Development and Scientific Dissemination

By October 2024, with data collection completed, my focus shifted entirely to research and development. The dual objectives became clear: develop effective machine translation systems and automatic speech recognition capabilities for our selected languages.

After thoroughly cleaning and organizing the collected data, I began the technical development phase. This work resulted in several openly-available resources and tools that communities could immediately begin using. More importantly, the research findings were documented in academic papers submitted to major computational linguistics and speech processing conferences (ACL 2025 and Interspeech).

These submissions represent more than academic achievements; they mark the formal introduction of these languages into the global NLP research community. Each paper documents not only the technical approaches but also the methodologies for community-driven language technology development that other researchers can adapt for additional under-resourced languages.

By March 2025, our progress had significantly exceeded our initial timeline. We had successfully completed the community building and data collection phases as planned. Both the NLP development and scientific dissemination were also largely complete, with a few papers submitted to major conferences representing the culmination of these efforts.
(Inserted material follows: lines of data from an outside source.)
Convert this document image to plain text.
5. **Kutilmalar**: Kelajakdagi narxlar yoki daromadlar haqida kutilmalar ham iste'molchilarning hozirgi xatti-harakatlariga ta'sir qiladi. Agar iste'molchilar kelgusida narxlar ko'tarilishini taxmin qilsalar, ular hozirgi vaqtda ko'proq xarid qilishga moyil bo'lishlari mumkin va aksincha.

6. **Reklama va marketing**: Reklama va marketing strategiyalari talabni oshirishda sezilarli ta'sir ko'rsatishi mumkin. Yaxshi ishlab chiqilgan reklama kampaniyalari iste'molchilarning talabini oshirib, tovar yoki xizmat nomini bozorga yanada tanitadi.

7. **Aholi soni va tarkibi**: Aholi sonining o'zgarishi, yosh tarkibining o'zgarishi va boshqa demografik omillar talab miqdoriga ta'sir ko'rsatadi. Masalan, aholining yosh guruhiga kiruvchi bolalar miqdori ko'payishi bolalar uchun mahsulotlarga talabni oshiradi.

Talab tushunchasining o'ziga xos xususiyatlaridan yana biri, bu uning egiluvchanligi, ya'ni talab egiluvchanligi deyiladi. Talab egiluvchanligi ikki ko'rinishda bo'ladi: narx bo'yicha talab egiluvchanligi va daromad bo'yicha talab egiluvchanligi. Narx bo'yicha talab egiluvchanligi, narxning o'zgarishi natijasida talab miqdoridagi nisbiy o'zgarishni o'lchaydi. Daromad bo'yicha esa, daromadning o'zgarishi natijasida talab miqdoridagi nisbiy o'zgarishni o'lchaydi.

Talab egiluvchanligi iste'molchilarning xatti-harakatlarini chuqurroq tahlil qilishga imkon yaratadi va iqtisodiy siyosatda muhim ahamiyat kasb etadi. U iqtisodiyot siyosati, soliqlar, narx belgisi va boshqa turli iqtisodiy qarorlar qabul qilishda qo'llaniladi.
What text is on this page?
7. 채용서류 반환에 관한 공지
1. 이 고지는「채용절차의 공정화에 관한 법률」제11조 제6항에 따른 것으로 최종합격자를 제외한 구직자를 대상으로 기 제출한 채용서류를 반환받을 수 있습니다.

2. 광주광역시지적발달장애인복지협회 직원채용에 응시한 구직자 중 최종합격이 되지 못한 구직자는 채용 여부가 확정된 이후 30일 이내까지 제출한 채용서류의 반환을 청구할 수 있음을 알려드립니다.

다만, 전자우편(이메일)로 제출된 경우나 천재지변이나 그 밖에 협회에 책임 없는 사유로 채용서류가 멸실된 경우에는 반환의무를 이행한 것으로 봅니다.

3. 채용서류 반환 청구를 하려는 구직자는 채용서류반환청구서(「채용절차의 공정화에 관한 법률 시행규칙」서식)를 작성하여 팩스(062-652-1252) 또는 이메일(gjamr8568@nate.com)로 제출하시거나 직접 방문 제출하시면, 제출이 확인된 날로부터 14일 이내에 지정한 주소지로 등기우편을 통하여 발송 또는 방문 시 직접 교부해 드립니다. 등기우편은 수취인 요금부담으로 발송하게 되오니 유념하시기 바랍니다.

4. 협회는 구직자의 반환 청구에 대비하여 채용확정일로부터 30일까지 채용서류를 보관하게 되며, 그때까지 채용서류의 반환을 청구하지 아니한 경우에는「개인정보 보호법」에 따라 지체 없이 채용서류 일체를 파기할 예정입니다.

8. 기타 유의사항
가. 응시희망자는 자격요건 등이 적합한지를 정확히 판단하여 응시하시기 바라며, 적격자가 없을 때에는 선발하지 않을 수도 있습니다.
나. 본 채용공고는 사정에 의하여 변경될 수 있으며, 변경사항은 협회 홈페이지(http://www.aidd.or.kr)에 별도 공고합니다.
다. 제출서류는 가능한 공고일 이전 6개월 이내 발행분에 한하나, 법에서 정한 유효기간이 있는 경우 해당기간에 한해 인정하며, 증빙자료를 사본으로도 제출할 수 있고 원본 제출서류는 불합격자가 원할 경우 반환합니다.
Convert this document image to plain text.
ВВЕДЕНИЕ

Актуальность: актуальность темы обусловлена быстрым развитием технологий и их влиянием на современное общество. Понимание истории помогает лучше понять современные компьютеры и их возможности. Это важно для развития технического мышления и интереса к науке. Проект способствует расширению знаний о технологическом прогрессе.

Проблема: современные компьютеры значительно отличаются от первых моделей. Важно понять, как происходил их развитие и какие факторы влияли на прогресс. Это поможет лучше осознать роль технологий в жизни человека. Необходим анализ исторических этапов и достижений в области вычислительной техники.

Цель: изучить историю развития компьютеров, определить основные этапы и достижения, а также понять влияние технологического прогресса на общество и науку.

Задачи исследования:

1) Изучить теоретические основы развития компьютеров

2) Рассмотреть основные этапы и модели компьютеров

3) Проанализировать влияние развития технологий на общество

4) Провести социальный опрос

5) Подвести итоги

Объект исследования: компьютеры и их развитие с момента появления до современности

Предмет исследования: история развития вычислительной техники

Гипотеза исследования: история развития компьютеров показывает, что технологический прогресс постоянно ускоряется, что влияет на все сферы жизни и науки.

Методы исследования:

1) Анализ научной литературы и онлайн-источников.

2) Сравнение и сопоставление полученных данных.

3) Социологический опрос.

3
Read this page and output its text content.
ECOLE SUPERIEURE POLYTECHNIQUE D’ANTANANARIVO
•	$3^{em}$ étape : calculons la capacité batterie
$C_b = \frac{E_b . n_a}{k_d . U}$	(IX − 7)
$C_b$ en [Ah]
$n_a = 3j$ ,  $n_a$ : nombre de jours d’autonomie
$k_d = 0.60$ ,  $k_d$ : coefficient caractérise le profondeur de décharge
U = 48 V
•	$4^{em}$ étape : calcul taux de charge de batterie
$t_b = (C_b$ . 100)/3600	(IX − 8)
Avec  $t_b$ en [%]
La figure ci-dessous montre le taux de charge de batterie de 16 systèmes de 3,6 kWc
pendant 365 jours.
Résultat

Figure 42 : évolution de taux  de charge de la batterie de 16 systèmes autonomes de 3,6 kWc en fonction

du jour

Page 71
Looking Forward: The Future of DOLMA-NLP

As this phase of DOLMA-NLP concludes, the real work begins. Our parallel corpus and speech data provide a foundation for developing specific NLP applications: machine translation, speech recognition, sentiment analysis, and more. But technology alone isn’t enough.

The long-term success of this initiative depends on continued community engagement, institutional support, and integration with educational systems. These languages need not just digital resources but digital champions who will ensure the technology reaches those who need it most.

In the words of the DOLMA community (and represented by the project’s name), this work should be as nourishing and sustaining as the cultural dishes that bring people together. It should preserve what makes each language unique while connecting its speakers to global conversations.

The journey from endangered to empowered is not completed in a single project or paper. But with each translated sentence, each recorded utterance, and each new technological tool, these languages take another step toward digital vitality.